Issu d’une famille genevoise d’illustres savants, Ferdinand de Saussure est né en 1857. B105 de la Faculté des Lettres de l’Université de Genève anagrammes : Sur une hypothèse de Ferdinand de Saussure PDF laquelle Saussure enseigna la linguistique générale.


Après avoir achevé ses études secondaires au collège de Genève, il se rend en 1875 à Leipzig où se trouvait la plus célèbre université de philologie de l’époque, puis à Berlin et à Paris. Deux ans plus tard, il présente également à Leipzig sa thèse de doctorat : De l’emploi du génitif absolu en sanscrit. Il y enseigna la linguistique indo-européenne, avant de retourner en Suisse. Ferdinand de Saussure est l’un des linguistes les plus cités au monde, ce qui est remarquable car il n’a guère publié de son vivant. Même ses quelques articles scientifiques ne sont pas sans problème.

Saussure, qui avait étudié la grammaire de base de la langue lituanienne à Leipzig pendant un semestre mais était incapable de parler la langue, était donc dépendant de Kurschat. Cependant ce texte n’est pas rédigé par Saussure, mais par deux disciples qui, en se fondant sur les notes des étudiants, rédigèrent un texte censé rendre compte de sa pensée. Ce n’est que dans les années soixante que commence à se développer une étude plus précise des sources, visant à identifier, à partir de ses propres manuscrits, les idées appartenant à Saussure. La fin ultime de Saussure est de proposer une théorie cohérente du langage, qui sera à même de saisir son objet avec la plus grande rigueur et netteté possibles, en distinguant le phénomène linguistique de tout phénomène connexe. Cela amène Saussure à distinguer le langage des langues.

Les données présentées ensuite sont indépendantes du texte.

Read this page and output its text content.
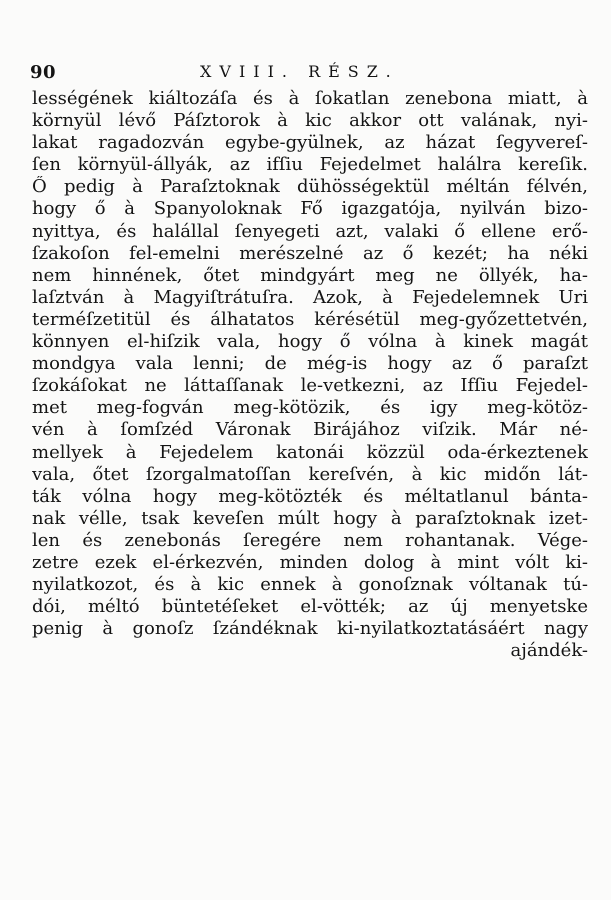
90	XVIII. RÉSZ.
lességének kiáltozáſa és à ſokatlan zenebona miatt, à
környül lévő Páſztorok à kic akkor ott valának, nyi-
lakat ragadozván egybe-gyülnek, az házat ſegyvereſ-
ſen környül-állyák, az ifſiu Fejedelmet halálra kereſik.
Ő pedig à Paraſztoknak dühösségektül méltán félvén,
hogy ő à Spanyoloknak Fő igazgatója, nyilván bizo-
nyittya, és halállal ſenyegeti azt, valaki ő ellene erő-
ſzakoſon fel-emelni merészelné az ő kezét; ha néki
nem hinnének, őtet mindgyárt meg ne öllyék, ha-
laſztván à Magyiſtrátuſra. Azok, à Fejedelemnek Uri
terméſzetitül és álhatatos kérésétül meg-győzettetvén,
könnyen el-hiſzik vala, hogy ő vólna à kinek magát
mondgya vala lenni; de még-is hogy az ő paraſzt
ſzokáſokat ne láttaſſanak le-vetkezni, az Ifſiu Fejedel-
met meg-fogván meg-kötözik, és igy meg-kötöz-
vén à ſomſzéd Váronak Birájához viſzik. Már né-
mellyek à Fejedelem katonái közzül oda-érkeztenek
vala, őtet ſzorgalmatoſſan kereſvén, à kic midőn lát-
ták vólna hogy meg-kötözték és méltatlanul bánta-
nak vélle, tsak keveſen múlt hogy à paraſztoknak izet-
len és zenebonás ſeregére nem rohantanak. Vége-
zetre ezek el-érkezvén, minden dolog à mint vólt ki-
nyilatkozot, és à kic ennek à gonoſznak vóltanak tú-
dói, méltó büntetéſeket el-vötték; az új menyetske
penig à gonoſz ſzándéknak ki-nyilatkoztatásáért nagy
ajándék-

Par langage, Saussure entend la faculté générale de pouvoir s’exprimer au moyen de signes. Cette faculté n’est pas propre aux langages naturels mais elle caractérise toute forme de communication humaine. Par langue, Saussure entend en revanche un ensemble de signes utilisés par une communauté pour communiquer : le français, l’anglais ou l’allemand, pour ne citer que quelques exemples. Mais au-delà de cette distinction, Saussure différencie en outre la langue et la parole. La parole est, pour lui, l’utilisation concrète des signes linguistiques dans un contexte précis. Par ce concept de parole, Saussure tente de distinguer l’usage concret du langage de la langue elle-même, entendu comme ensemble de signes. C’est dans l’étude de ce second aspect que Saussure a particulièrement innové.